Collapse Scenario and Final State of Evaporation for Schwarzschild Black Hole in Dimensionally-Reduced Model of Dilaton Gravity

TL;DR

This paper investigates the evaporation process of Schwarzschild black holes within a (1+1)-dimensional dilaton gravity model, revealing the horizon's shrinkage, singularity encounter, and transition to a Minkowski end-state.

Contribution

It provides a perturbative analysis of black hole evaporation in a dimensionally-reduced model, including back-reaction effects and the matching of the evolving geometry to a static end-state.

Findings

Black hole horizons shrink and meet the singularity during evaporation.
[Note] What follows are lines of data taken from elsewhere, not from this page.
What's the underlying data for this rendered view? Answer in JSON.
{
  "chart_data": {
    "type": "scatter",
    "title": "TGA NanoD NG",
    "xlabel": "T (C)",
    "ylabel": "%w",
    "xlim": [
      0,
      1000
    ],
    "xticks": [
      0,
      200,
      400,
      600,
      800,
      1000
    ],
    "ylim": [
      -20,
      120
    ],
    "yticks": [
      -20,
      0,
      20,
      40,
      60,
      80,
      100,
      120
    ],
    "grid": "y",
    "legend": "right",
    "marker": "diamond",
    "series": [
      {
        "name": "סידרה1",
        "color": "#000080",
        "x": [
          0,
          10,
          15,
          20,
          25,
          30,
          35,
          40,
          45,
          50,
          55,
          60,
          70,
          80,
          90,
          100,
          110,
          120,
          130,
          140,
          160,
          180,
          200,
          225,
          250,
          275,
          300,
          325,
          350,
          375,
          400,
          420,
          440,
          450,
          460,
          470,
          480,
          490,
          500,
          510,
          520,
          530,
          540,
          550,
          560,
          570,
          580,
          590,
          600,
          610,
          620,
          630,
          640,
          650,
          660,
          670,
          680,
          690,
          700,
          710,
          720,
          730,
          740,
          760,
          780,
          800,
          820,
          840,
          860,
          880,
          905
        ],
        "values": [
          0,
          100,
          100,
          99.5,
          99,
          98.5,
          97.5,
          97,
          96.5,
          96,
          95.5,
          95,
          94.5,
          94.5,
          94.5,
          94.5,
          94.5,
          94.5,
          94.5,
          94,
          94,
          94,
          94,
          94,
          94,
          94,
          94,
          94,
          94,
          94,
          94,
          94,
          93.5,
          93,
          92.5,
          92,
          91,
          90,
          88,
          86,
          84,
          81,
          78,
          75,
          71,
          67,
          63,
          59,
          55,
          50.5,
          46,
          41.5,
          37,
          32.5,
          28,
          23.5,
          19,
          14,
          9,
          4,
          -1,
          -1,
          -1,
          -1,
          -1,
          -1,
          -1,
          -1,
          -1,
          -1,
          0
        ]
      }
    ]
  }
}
A shockwave forms at the point where the horizon meets the singularity.

The end-state geometry after evaporation is Minkowski space-time.

Abstract

We study a model of (1+1)-dimensional dilaton gravity derived from the four-dimensional Einstein-Hilbert action by dimensional reduction in a semiclassical approximation including back-reaction. The reduced action involves the cosmological constant and admits black hole solutions; among these, the solutions of interest are the evaporating black holes. We solve the equations of motion perturbatively by demanding that the initial state geometry is a Minkowski space-time. When the infalling matter intersects the space-time boundary, the black hole forms and begins to evaporate. We find that as the black hole evaporates, its horizon shrinks and at a finite space-time point, it meets the singularity and a shockwave occurs. Along this hypersurface, the metric can be continuously matched to a static end-state geometry. This end-state geometry is Minkowski space-time within the first-order of perturbation theory.